While no one in Carl’s family has reached their $4,000 Non-Direct individual medical coinsurance limit, collectively Carl’s family has paid $8,000 in deductible plus coinsurance, thus reaching the family medical coinsurance limit. For the rest of the calendar year, there will be no cost to Carl for any Allowable Charges subject to the medical coinsurance limit incurred by his family.


Example of how the combined medical/prescription limit works: So far during the year, Jan has paid Allowable Charges of only $3,000 in deductible and coinsurance for Non-Direct medical expenses, so she has not yet met the $4,000 medical limit. However, she has also been using several very expensive prescription drugs; her in-network prescription drug coinsurance payments so far during the year add up to $3,350. Therefore, she has reached the $7,350 combined medical/prescription limit. For the rest of the calendar year, there will be no cost to Jan for any Allowable Charges subject to the combined limit, as well as in-network prescription drug expenses.

In addition, Jan has twin sons who both have required several very expensive prescription drugs. Their in-network prescription coinsurance payments so far during the year add up to $3,350 for Tony and to $4,000 for Tom. While neither Tony nor Tom have reached their $7,350 individual combined limit, collectively their out-of-pocket expenses plus Jan’s $7,350 adds up to $14,700. Thus, the family has reached the combined medical/prescription limit. For the rest of the calendar year, there will be no cost to Jan for any Allowable Charges subject to the combined limit, as well as in-network prescription drug expenses, incurred by her family.

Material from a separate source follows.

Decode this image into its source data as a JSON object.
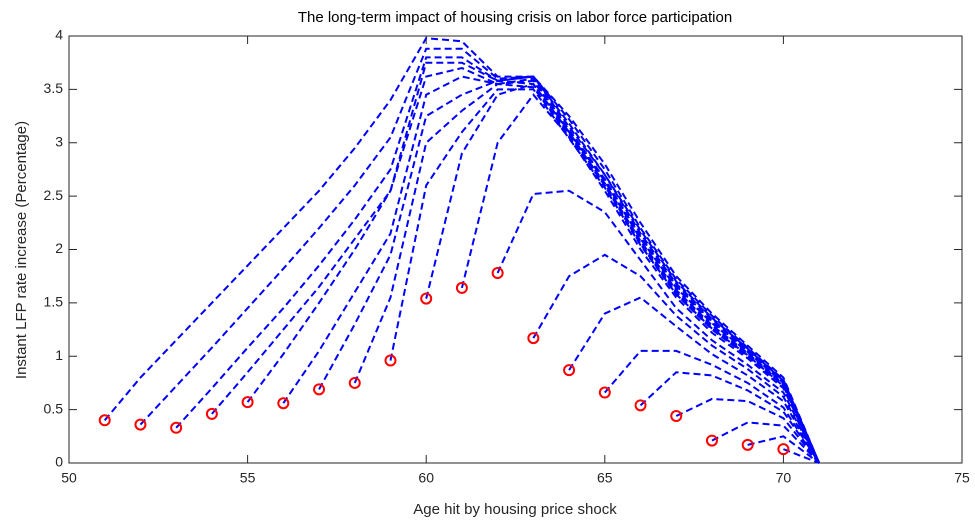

Covered services not considered essential health benefits by federal law are not included in the medical coinsurance limit, nor are they included in the combined medical/prescription limit. The benchmark plan for the state of Utah is utilized for purposes of determining essential health benefits with respect to the Plan. For more information about essential health benefits, see https://www.cms.gov/cciio/resources/data-resources/ehb.html. Following are examples of services that are covered by the Plan (subject to certain limits) but that are not essential health benefits:

  • Chiropractic care
  • Acupuncture
  • Private-duty nursing

Non-essential health benefits example: Mike takes several very expensive prescription drugs and also gets regular chiropractic treatments from a Non-Direct provider. After 10 months, he has paid $6,000 of Allowable Charges in prescription drug coinsurance, and he has paid $1,000 of Allowable Charges in deductible and coinsurance for chiropractic treatments. The $6,000 for prescription drugs does not apply toward the medical coinsurance limit, but it does apply toward the combined medical/prescription out-of-pocket limit. The $1,000 for chiropractic does not apply to either limit. Therefore, Mike has met neither the $4,000 medical coinsurance limit nor the $7,350 combined limit.